In the Interest of R. E. Z. B., 370 Ga. App. at 237, 896 S.E.2d 236. Based on our prior precedent, we conclude that the juvenile court in this case erred in finding that it lacked jurisdiction to undertake the fact-finding process and issue independent factual findings regarding the SIJ best interest predicate requirement.
[4, 5] This Court previously has held that Georgia juvenile courts are "charged with making the factual inquiry relevant to SIJ status when an unmarried, resident alien child is found to be dependent on the court." (Footnote omitted and emphasis supplied.) In the Interest of J. J. X. C., 318 Ga. App. at 425, 734 S.E.2d 120. Indeed, we have consistently stated that the juvenile court has "a duty to consider the SIJ factors and make findings" regarding those factors. Id. at 426, 734 S.E.2d 120; accord In the Interest of R. E. Z. B, 370 Ga. App. at 238, 896 S.E.2d 236. As we have explained, "the SIJ statute affirms the institutional competence of state courts as the appropriate forum for child welfare determinations regarding abuse, neglect, or abandonment, and a child’s best interests." (Citation and punctuation omitted.) In the Interest of R. E. Z. B., 370 Ga. App. at 238, 896 S.E.2d 236. "By making these preliminary factual findings, the juvenile court is not rendering an immigration determination. That decision rests squarely with the federal government." (Citation and punctuation omitted.) Id.; accord In the Interest of J. J. X. C., 318 Ga. App. at 424-425, 734 S.E.2d 120 ("Although the juvenile court determines whether the evidence supports the findings, the final decision regarding SIJ status rests with the federal government, and, as shown, the child must apply to that authority."); see 8 USCS § 1101 (a) (27) (J) (iii).

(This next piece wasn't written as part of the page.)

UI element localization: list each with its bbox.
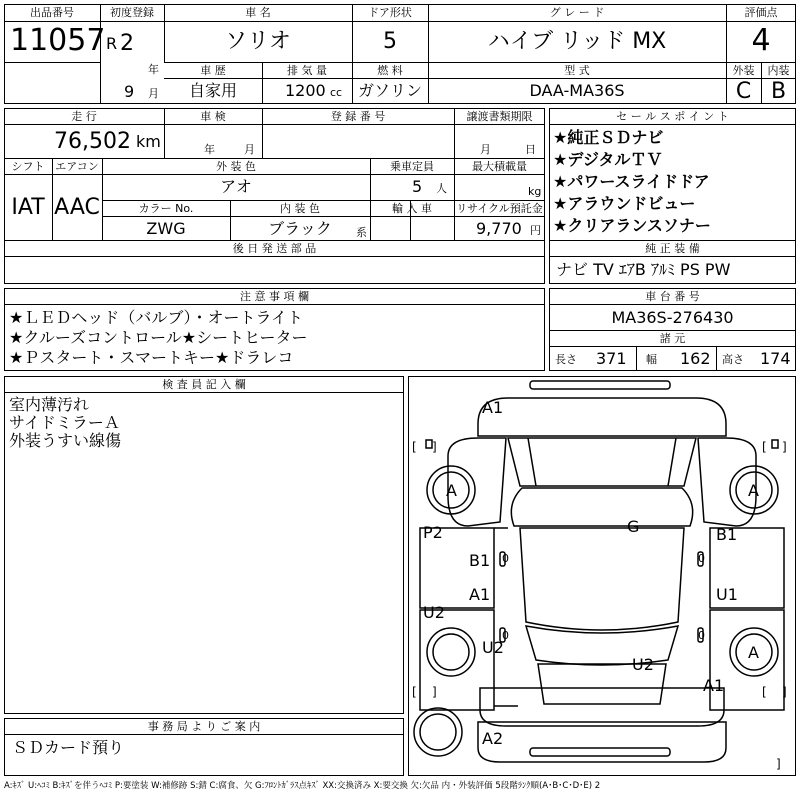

[6, 7] Here, Hernandez specifically requested in her dependency petition that the juvenile court make determinations regarding the SIJ factors, but the juvenile court refused to make all of the requested findings. This refusal was in error, as the juvenile court had a duty to consider and make findings regarding all of the SIJ factors. In the Interest of J. J. X. C., 318 Ga. App. at 426, 734 S.E.2d 120; accord In the Interest of R. E. Z. B., 370 Ga. App. at 238, 896 S.E.2d 236; see also In the Interest of M. J. H., 366 Ga. App. 872, 875-876, 884 S.E.2d 559 (2023) (remanding case for juvenile court to limit consideration to evidence in the record in making SIJ special findings). Accordingly, we vacate that portion of the juvenile court’s dependency order refusing to make the SIJ best interest factual determination and remand the case to the juvenile court with instruction to consider and make written findings regarding all of the required SIJ factors. The remaining unchallenged portions of the juvenile court’s dependency order are not affected by this holding.
Although the juvenile court has a duty to consider and make findings regarding the SIJ factors, we note that the court is authorized to conclude that a party has failed to present evidence to support the SIJ factors or that a party’s evidence is not credible. See In the Interest of J. J. X. C., 318 Ga. App. at 426, 734 S.E.2d 120; accord In the Interest of R. E. Z. B., 370 Ga. App. at 238, 896 S.E.2d 236.
Judgment vacated in part and case remanded with direction.
Mercier, C. J., and Miller, P. J., concur.